The other form of rentals come from personally owned properties with landlords who rent their homes to other people. In most cases, these are used as investment properties because the owner lives somewhere else (probably owning the home they live in) and, in effect, has someone else paying the mortgage on the home they own but don’t live in. So what happens if that rental income stops? The owner would be forced to make the payments to the bank on their own…

And that brings us to how home owners are affected by this…

This is a simpler explanation that rental properties because the premise is the same but it involves less actors.

When you buy a home, you have a few options:

  • Buy it cash and own it outright
  • Veteran’s Affairs loan
  • Federal Housing Administration loan
  • Private financing (a mortgage through a commercial bank)

If you buy it outright, you don’t have a mortgage. If you buy it through the VA or FHA, your mortgage is “sold” to an organization called the Government National Mortgage Association (referred to as Ginnie Mae). For this purpose, we’ll focus on private financing through a commercial bank. When you do so, you agree to borrow a certain amount of money for a determined length of time and that you’ll pay a specific portion of that each month for the duration of the loan.

Then, as typically happens within your first month, you receive a letter from your bank saying something like, “We just wanted to let you know that we have sold your mortgage loan to the Federal National Mortgage Association,” (referred to as Fannie Mae). Fannie Mae, a company, then takes this loan and pools it with a bunch of other loans from what are supposed to be similar borrowers and creates an investment out of it. Fannie Mae then sells that investment on the stock market and investors can purchase it, receiving regular dividend payments, just like a REIT. At this point, your bank no longer “owns” the mortgage, because it sold the debt to Fannie Mae. Nevertheless, you still have to pay your mortgage payment because that was your agreement with the bank (yes, your agreement stipulated that your bank has the right to sell your loan).

So, we’re in the same place as we were with apartment rental income. The payments for mortgages go to investors in collatoralized debt obligations, and I think you would be hard-pressed to find someone who relied solely on these payments for their own livelihood. (Please let me know if you do…) If the investors, Fannie Mae, and the banks all got together and said, “Hey everyone, we know it sucks right now, so just pay us when you can,” and “Sorry, investors, there is a global pandemic going on, so you’re not going to get a few dividends for the next couple months,” then anyone with a mortgage wouldn’t have to choose between paying their home loan and buying food.

Then, we can extrapolate this to any sector of life. Businesses that can’t pay their office space, restaurants…really anything. It goes for credit card payments, too.

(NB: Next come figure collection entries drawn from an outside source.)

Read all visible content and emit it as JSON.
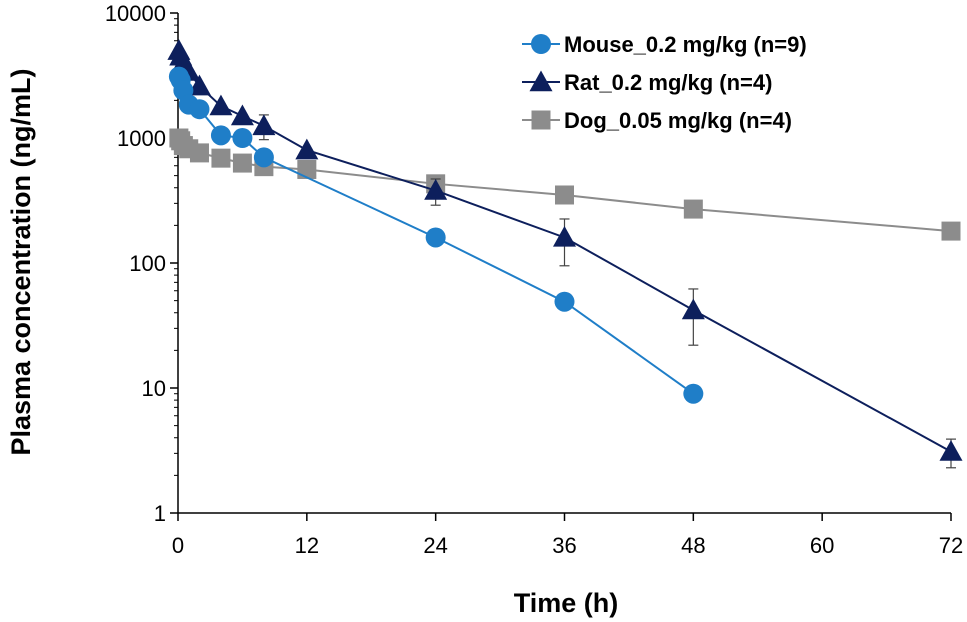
{
  "chart_data": {
    "type": "line",
    "xlabel": "Time (h)",
    "ylabel": "Plasma concentration (ng/mL)",
    "x_scale": "linear",
    "y_scale": "log",
    "xlim": [
      0,
      72
    ],
    "ylim": [
      1,
      10000
    ],
    "x_ticks": [
      0,
      12,
      24,
      36,
      48,
      60,
      72
    ],
    "x_tick_labels": [
      "0",
      "12",
      "24",
      "36",
      "48",
      "60",
      "72"
    ],
    "y_ticks": [
      1,
      10,
      100,
      1000,
      10000
    ],
    "y_tick_labels": [
      "1",
      "10",
      "100",
      "1000",
      "10000"
    ],
    "grid": false,
    "legend_position": "top-right",
    "series": [
      {
        "name": "Mouse_0.2 mg/kg (n=9)",
        "marker": "circle",
        "color": "#1f7ec8",
        "x": [
          0.083,
          0.25,
          0.5,
          1,
          2,
          4,
          6,
          8,
          24,
          36,
          48
        ],
        "y": [
          3100,
          2900,
          2400,
          1850,
          1700,
          1050,
          1000,
          700,
          160,
          49,
          9
        ],
        "error": [
          0,
          0,
          0,
          0,
          0,
          0,
          0,
          0,
          0,
          0,
          0
        ]
      },
      {
        "name": "Rat_0.2 mg/kg (n=4)",
        "marker": "triangle",
        "color": "#0d1f5c",
        "x": [
          0.083,
          0.25,
          0.5,
          1,
          2,
          4,
          6,
          8,
          12,
          24,
          36,
          48,
          72
        ],
        "y": [
          5000,
          4500,
          4000,
          3400,
          2600,
          1800,
          1500,
          1250,
          800,
          380,
          160,
          42,
          3.1
        ],
        "error": [
          0,
          0,
          0,
          0,
          0,
          0,
          0,
          280,
          0,
          90,
          65,
          20,
          0.8
        ]
      },
      {
        "name": "Dog_0.05 mg/kg (n=4)",
        "marker": "square",
        "color": "#8c8c8c",
        "x": [
          0.083,
          0.25,
          0.5,
          1,
          2,
          4,
          6,
          8,
          12,
          24,
          36,
          48,
          72
        ],
        "y": [
          1000,
          950,
          870,
          820,
          760,
          690,
          630,
          590,
          560,
          430,
          350,
          270,
          180
        ],
        "error": [
          0,
          0,
          0,
          0,
          0,
          0,
          0,
          0,
          0,
          0,
          0,
          0,
          0
        ]
      }
    ]
  }
}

All of those payments go to banks and other financiers. Let’s just forget about all of it until this passes.

Speaking of things I understand…

I understand that this is an over-simplified way of explaining the situation and my thoughts about it. I also understand that what I wrote could be (and possibly is) wrong.

Take this post for the underlying point I’m trying to make: this all sucks right now, and we all need to pitch in to make it easier on all of us. We can go back to our focus on stock market figures and mortgage rates and debt-to-income ratios after this is over. For now, let’s put our swords down and ensure people can survive.